Then, it happened to me. I was almost dead. But I came back from the dead. Even though I should be dead already. When I’m with my friends, I try to read their minds to determine if they think I’m living on bowered time. I’m afraid that if the tables were turned and I was looking at them post-heart attack, I’d be thinking that.

Actually, I feel quite normal. Except that I have to neurotically touch my pacemaker every day, which makes me feel like I have verified that it’s functioning properly. Or try to mystically assess if my coronary arteries are closing up due to unwitting consumption of hidden fat. And take a minute or two to fret that everything could just go black all of a sudden and then just like that, I’ll actually be dead. Again.

Not so much Walking Dead as Walking A Little Bit Crazy.

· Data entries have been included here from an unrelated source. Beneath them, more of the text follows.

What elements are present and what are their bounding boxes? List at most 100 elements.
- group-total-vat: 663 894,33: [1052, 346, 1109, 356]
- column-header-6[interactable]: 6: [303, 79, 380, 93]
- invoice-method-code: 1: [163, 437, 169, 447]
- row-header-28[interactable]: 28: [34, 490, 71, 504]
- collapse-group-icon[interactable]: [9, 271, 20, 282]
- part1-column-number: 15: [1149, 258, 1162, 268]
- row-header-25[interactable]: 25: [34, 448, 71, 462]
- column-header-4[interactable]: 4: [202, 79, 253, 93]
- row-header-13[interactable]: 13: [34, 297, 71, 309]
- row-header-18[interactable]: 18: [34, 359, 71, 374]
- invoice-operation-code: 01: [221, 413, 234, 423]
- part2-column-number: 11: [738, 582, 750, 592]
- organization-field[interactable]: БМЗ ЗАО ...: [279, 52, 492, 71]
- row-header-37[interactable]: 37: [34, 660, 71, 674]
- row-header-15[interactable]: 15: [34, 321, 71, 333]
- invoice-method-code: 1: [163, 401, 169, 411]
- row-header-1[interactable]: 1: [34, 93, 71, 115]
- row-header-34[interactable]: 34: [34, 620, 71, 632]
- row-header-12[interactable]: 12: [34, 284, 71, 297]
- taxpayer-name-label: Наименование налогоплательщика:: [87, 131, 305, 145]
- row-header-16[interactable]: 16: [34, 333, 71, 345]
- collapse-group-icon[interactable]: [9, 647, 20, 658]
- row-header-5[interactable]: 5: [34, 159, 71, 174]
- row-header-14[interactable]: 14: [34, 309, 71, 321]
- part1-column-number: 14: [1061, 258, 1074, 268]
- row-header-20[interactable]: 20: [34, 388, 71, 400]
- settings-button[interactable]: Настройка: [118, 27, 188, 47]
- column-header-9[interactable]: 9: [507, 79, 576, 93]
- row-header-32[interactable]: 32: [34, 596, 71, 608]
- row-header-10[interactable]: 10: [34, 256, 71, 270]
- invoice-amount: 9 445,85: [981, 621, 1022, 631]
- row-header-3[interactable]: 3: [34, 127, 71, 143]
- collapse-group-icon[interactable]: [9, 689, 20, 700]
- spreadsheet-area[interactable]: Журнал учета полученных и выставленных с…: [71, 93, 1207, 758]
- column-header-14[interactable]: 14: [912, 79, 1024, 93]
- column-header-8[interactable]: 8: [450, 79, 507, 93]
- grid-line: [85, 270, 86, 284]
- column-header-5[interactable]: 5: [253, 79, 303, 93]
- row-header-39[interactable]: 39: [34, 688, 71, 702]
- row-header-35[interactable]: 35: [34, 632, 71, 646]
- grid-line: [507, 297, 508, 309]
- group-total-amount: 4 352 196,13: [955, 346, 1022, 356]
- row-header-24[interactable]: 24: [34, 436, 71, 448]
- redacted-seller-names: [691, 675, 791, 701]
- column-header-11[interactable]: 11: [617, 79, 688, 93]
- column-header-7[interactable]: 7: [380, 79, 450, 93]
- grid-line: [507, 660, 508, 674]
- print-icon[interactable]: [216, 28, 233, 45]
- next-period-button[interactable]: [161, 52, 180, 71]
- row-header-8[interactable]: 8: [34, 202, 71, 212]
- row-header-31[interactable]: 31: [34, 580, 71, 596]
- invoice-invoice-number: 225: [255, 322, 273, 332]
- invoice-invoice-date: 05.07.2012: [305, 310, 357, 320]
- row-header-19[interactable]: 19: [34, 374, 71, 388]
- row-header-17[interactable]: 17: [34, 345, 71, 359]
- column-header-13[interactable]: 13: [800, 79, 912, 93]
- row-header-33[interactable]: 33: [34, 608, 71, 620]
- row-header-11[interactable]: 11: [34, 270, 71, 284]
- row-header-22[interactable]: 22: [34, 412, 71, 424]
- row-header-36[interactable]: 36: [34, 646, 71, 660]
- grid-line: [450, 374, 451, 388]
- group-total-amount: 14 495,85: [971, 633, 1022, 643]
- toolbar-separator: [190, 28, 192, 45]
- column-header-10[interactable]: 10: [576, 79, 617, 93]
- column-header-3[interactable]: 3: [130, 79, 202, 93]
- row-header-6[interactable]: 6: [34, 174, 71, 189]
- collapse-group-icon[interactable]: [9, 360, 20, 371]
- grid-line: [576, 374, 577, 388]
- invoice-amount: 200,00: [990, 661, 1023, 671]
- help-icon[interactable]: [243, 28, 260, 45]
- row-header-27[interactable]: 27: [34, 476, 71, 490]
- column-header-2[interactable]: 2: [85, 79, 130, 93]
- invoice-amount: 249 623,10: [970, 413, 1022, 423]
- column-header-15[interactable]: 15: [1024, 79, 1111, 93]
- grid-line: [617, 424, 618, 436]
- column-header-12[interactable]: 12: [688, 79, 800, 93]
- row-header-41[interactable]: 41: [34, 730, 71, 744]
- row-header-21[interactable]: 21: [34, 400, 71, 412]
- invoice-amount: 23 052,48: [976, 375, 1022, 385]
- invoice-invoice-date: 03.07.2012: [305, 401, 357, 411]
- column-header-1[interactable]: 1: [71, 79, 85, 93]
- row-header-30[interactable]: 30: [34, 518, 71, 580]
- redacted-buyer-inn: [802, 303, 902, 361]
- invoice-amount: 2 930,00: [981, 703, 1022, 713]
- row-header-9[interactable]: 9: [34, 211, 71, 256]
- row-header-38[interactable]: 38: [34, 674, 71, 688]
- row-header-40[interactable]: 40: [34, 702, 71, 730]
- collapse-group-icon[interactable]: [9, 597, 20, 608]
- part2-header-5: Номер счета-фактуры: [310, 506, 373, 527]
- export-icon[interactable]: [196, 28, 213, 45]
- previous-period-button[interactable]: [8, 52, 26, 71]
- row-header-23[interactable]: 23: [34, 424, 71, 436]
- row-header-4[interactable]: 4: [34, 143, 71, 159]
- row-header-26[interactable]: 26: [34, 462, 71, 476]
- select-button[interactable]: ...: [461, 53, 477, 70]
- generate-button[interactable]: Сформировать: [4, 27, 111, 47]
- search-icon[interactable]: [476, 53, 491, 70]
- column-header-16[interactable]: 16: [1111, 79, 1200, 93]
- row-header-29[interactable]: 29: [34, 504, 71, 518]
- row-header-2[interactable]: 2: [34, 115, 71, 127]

Well, this took a dark turn. I meant it to be the celebration of life, of the joy of veganism, the power of plant based eating, an old dog learning a wonderful new trick. Instead it turned into a look inside my head. Sorry about that.

That’s what I love about blogging. The truth comes out no matter what you set out to do. I should do this more often.

To end things on a happier note, the crape myrtles are in bloom now.

Other Places

I’m considering changing the name of this blog to “Other Places” because that’s where I do my sharing these days. On a scale of 1-10 – v Instagram is 1 (best) and Facebook is 10 (worst). In between is Twitter, Gab and MeWe. Even though I have a long standing account there, Parler gives me a headache. This is something that I wrote on Instagram this week – as you can see, it’s longer than the usual entry over there.

SAGGY BAGGY AND GONE TO THE THRIFT STORE.

This week marks a 75 pound weight loss for me since July. Weight loss wasn’t my primary objective – I was looking for the cardiac benefit of going vegan but I’ll take it. (Did you know that it’s passé to use the term vegan? Now the thing to say is plant-based. Further, my particular corner of the planet is known as PBWFNF – plant-based whole foods no fat.) Anyway, lots to be happy about now but there’s sadness, too.

I’ve been hanging onto some really good business clothes that I outgrew, waiting for the day that I’d slim down and fit in them again. I know I’m not the only one that does this. I missed the window. I always thought It would be so great if my clothing was loose, or my rings would spin around or if bracelets and watches had to be pushed up on my forearm to keep the faces pointed towards me. But that’s not what happened – it’s annoying and uncomfortable.

I waited too long to try them on and now they look like circus tents hanging on me. And spinning rings and bracelets -which imply that you’re so slim you can’t find items small enough for you – are very annoying. The thing that hurts is how much angst I had separating myself from these things. I guess it’s because they were some of the best quality clothing I ever owned?

In the end, I bagged up 3 kitchen can bags, crammed full of these items, some with the tags still on, that were special to me and took them to a local thrift shop that supports the battered women’s shelter. Forgive me when I tell you that I couldn’t let go of 2 of my best blazers, 3 wrap dresses, or even my 2 fabulous faux fur coats. (I might still need those coats in wintery Florida!)

They told me the shelter women get first crack at incoming clothing and I hope that’s true. It’s a comfort to think that women who are right now without the basic necessities will be wearing that clothing someday, maybe to job interviews or for loan applications.